Zhang Botao, Wang Yuanjing, Li Hongxia, Feng Lin, Li Wenbin, Cheng Shujun
Department of Neuro-oncology, Neurosurgery Center, Beijing Tiantan Hospital, Capital Medical University, Beijing, China.
State Key Laboratory of Molecular Oncology, Department of Etiology and Carcinogenesis, National Cancer Center/National Clinical Research Center for Cancer/Cancer Hospital, Chinese Academy of Medical Sciences and Peking Union Medical College, Beijing, China.
Front Cell Dev Biol. 2020 Jun 23;8:492. doi: 10.3389/fcell.2020.00492. eCollection 2020.
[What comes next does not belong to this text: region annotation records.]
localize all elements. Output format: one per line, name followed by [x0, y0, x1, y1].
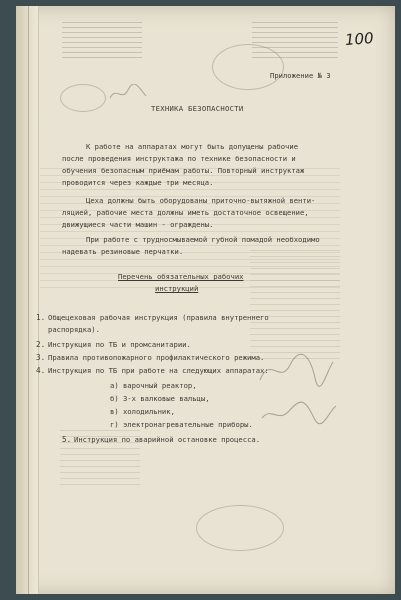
- list-item: Правила противопожарного профилактического режима.: [48, 353, 265, 362]
- page-number: 100: [344, 29, 375, 49]
- paragraph-line: При работе с трудносмываемой губной помадой необходимо: [86, 235, 320, 244]
- list-item: Инструкция по ТБ и промсанитарии.: [48, 340, 191, 349]
- paragraph-line: движущиеся части машин - ограждены.: [62, 220, 214, 229]
- signature-mark: [258, 398, 338, 428]
- sub-item: в) холодильник,: [110, 407, 175, 416]
- paragraph-line: К работе на аппаратах могут быть допущены рабочие: [86, 142, 299, 151]
- stamp-mark: [60, 84, 106, 112]
- list-item: Инструкция по ТБ при работе на следующих аппаратах:: [48, 366, 269, 375]
- paragraph-line: надевать резиновые перчатки.: [62, 247, 184, 256]
- list-item: Общецеховая рабочая инструкция (правила внутреннего: [48, 313, 269, 322]
- list-number: 2.: [36, 340, 46, 349]
- list-number: 5.: [62, 435, 72, 444]
- appendix-label: Приложение № 3: [270, 71, 331, 80]
- list-number: 3.: [36, 353, 46, 362]
- stamp-mark: [212, 44, 284, 90]
- list-item: распорядка).: [48, 325, 100, 334]
- signature-mark: [108, 84, 148, 104]
- list-number: 1.: [36, 313, 46, 322]
- list-item: Инструкция по аварийной остановке процесса.: [74, 435, 261, 444]
- document-title: ТЕХНИКА БЕЗОПАСНОСТИ: [151, 104, 244, 113]
- stamp-mark: [196, 505, 284, 551]
- binding-spine: [16, 6, 39, 594]
- paragraph-line: после проведения инструктажа по технике безопасности и: [62, 154, 296, 163]
- list-heading: инструкций: [155, 284, 199, 293]
- paragraph-line: Цеха должны быть оборудованы приточно-вытяжной венти-: [86, 196, 316, 205]
- list-number: 4.: [36, 366, 46, 375]
- paragraph-line: обучения безопасным приёмам работы. Повторный инструктаж: [62, 166, 305, 175]
- sub-item: а) варочный реактор,: [110, 381, 197, 390]
- sub-item: г) электронагревательные приборы.: [110, 420, 253, 429]
- paragraph-line: ляцией, рабочие места должны иметь достаточное освещение,: [62, 208, 309, 217]
- paragraph-line: проводится через каждые три месяца.: [62, 178, 214, 187]
- sub-item: б) 3-х валковые вальцы,: [110, 394, 210, 403]
- list-heading: Перечень обязательных рабочих: [118, 272, 244, 281]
The processes of embryonic development that rely on epithelial-mesenchymal transition (EMT) for the implantation of trophoblast cells are co-opted by tumors, reflecting their inherent uncontrolled characteristics and leading to invasion and metastasis. Although tumorigenesis and embryogenesis have similar EMT characteristics, trophoblasts have been shown to exhibit "physiological metastasis" or be "pseudo-malignant," resulting in different outcomes. The gene co-expression network is the basis of embryonic development and tumorigenesis. We hypothesize that if the gene co-expression network in tumors is "off-track" from that in villi, it is more likely to develop into malignant tumors and have a worse prognosis, and we proposed the "off-track theory" for the first time. In this study, we examined gene co-expression networks in villi and multiple solid tumors. Through network functional enrichment analyses, we found that most tumors and villi exhibited a significantly enriched EMT, but the genes that performed this function were not identical. Then, we identified the "off-track genes" in the EMT-related gene interaction network using the "off-track theory," and through survival analysis, we discovered that the risk score of "off-track genes" was associated with poor survival of cancer patients. Our study indicated that villi development is a reliable and strictly regulated model that can illuminate the trajectory of human cancer development and that the gene co-expression networks in tumor development are "off-track" from those in villi. These "off-track genes" may have a substantial impact on tumor development and could reveal novel prognostic biomarkers.
依赖上皮-间质转化(EMT)实现滋养层细胞着床的胚胎发育过程被肿瘤所利用,这反映了肿瘤固有的失控特性,并导致侵袭和转移。尽管肿瘤发生和胚胎发生具有相似的EMT特征,但已表明滋养层细胞表现出“生理性转移”或“假恶性”,从而导致不同的结果。基因共表达网络是胚胎发育和肿瘤发生的基础。我们假设,如果肿瘤中的基因共表达网络与绒毛中的“偏离轨道”,则其更有可能发展为恶性肿瘤且预后更差,并且我们首次提出了“偏离轨道理论”。在本研究中,我们检测了绒毛和多种实体瘤中的基因共表达网络。通过网络功能富集分析,我们发现大多数肿瘤和绒毛均表现出显著富集的EMT,但执行此功能的基因并不相同。然后,我们使用“偏离轨道理论”在EMT相关基因相互作用网络中鉴定出“偏离轨道基因”,并通过生存分析发现,“偏离轨道基因”的风险评分与癌症患者的不良生存相关。我们的研究表明,绒毛发育是一个可靠且严格调控的模型,可阐明人类癌症发展的轨迹,并且肿瘤发展中的基因共表达网络与绒毛中的“偏离轨道”。这些“偏离轨道基因”可能对肿瘤发展产生重大影响,并可能揭示新的预后生物标志物。